Gus Lott (2005) hooked the Mega32 video directly to his video capture card and produced this 8 Mbyte wmv file.He and his partner decided that 8-bit fractions caused too much granularity in the controls, so they used 24-bit fractional arithmetic. Basically, a realistic feeling g was around 0x0004-0x0006 so you only had 4 to 6 levels of manipulation around that g value with a thrust. This made it really hard to control. If you turned the dial to far, you were suddenly thrusting at many times the g level. This also produced some weird quantization noise after sin/cos scaling of the thrust. So they cast all of their floating point numbers into longs (24 fractional bits) and overlaid the direct 8 bit analog value of the A/D with the most significant bit left shifted 14 bits in the long. Then max thrust the user can give is 0x003fc000 with a g of 0x00040000 and a pixel at 0x01000000. Their arithmetic was, in reality, only 22 bit, but longs were the easiest way tohandle it in C. The extra precision made for real smooth manipulations, with 256 different thrust levels from 0 to +11g as opposed to approximately 20 thrust levels in the same range.

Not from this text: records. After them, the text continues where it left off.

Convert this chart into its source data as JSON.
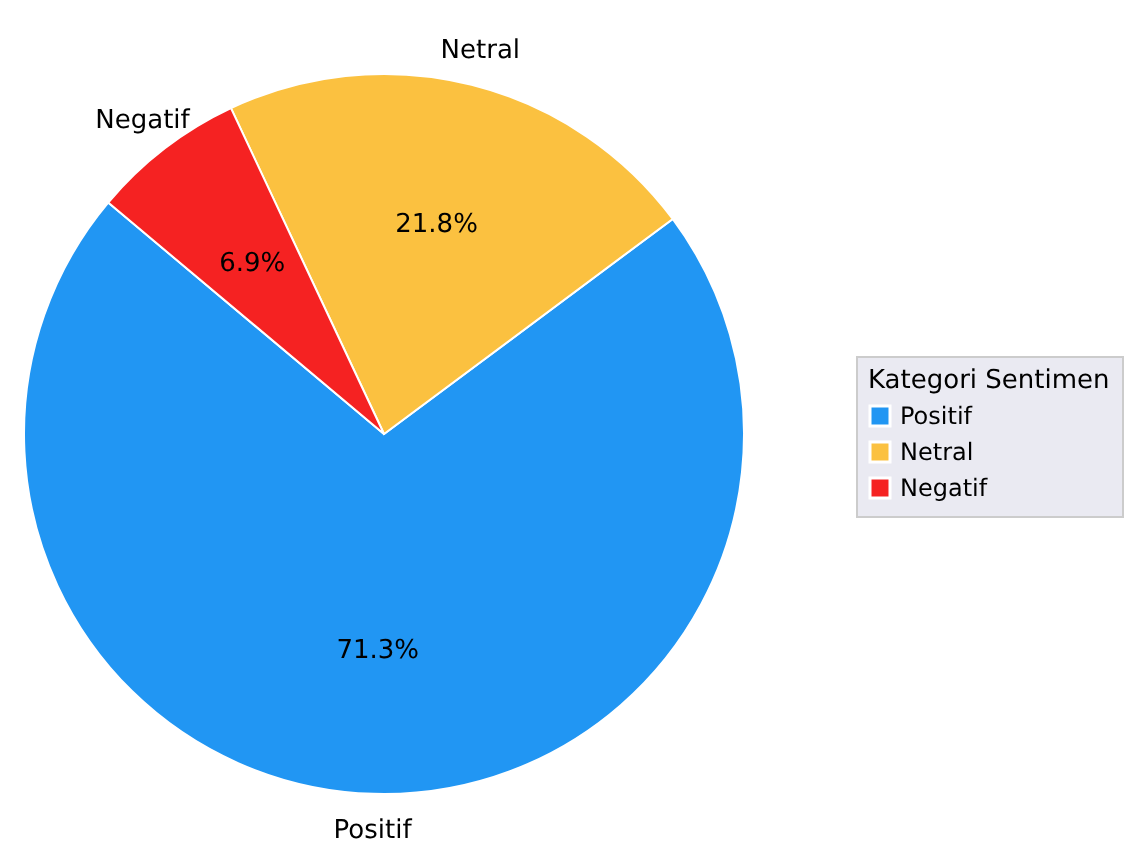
{
  "chart_data": {
    "type": "pie",
    "categories": [
      "Positif",
      "Netral",
      "Negatif"
    ],
    "values": [
      71.3,
      21.8,
      6.9
    ],
    "colors": [
      "#2196f3",
      "#fbc140",
      "#f52222"
    ],
    "legend_title": "Kategori Sentimen",
    "legend": "right",
    "value_labels": [
      "71.3%",
      "21.8%",
      "6.9%"
    ]
  }
}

Adam Papamarcos and Kerran Flanagan sent me this video from 2010.

Debugging hints are here.

Assignment

Write a program in C and assembler for the microcontroller with these specifications:

• At reset, the program should:
• draw an elementary landscape at the bottom of the TV screen. There should be at least three line segments, one of which must be level, and two sloped.
• set a running time clock to zero.
• start the lander in the upper-left corner of the screen with vx=10 pixels/sec and vy=0. You can vary this to make the game more playable, if necessary.
• At each frame, update the acceleration, velocity and position of the lander, and redraw the lander. The drawing of the lander need not be complicated, but must include an indication of the direction of the thruster.
• The running time clock should be updated once/sec.
• Lander attitude should be changed by two pushbuttons (clockwise and counterclockwise) with each press changing the attitude, θ, by 15 degrees. Attitude should be limited to +/- 90 degrees.
• The thrust available should be scaled to be about twice g (gravity) and be controlled by a potientiometer attached to the A/D converter.
• The initial fuel should be scaled to allow you to land with very little extra.
• The game ends when you crash or when you land, or if you go off the screen. There should be appropriate loser messages displayed if you crash or go off screen. There should be an winner message displayed if you land.
• Sucessful landing occurs if you reach a level spot on the surface, with very low horizontal velocity and low vertical velocity. Horizontal velocity must be below 0.5 pixel/sec and veritcal velocity less than 2 pixels/sec. These values are open to negotiation.
• There should be no video artifacts (rolling, tearing, flickering) during operation.
• Optionally, you could also compute total remaining fuel and update an fuel indicator and sound a warning if the fuel level falls to 10% of the initial fuel

When you demonstrate the program to a staff member, you should exercise all the lander functions.
You should be able to actually land your craft. Your program should not need to be reset during the demo.

Your written lab report should include the sections mentioned in the policy page, and :

• The scheme you used to coordinate video and the ADC.
• The details of your integration algorithm.
• An image from the TV (bring your camera).
• A heavily commented listing of your code.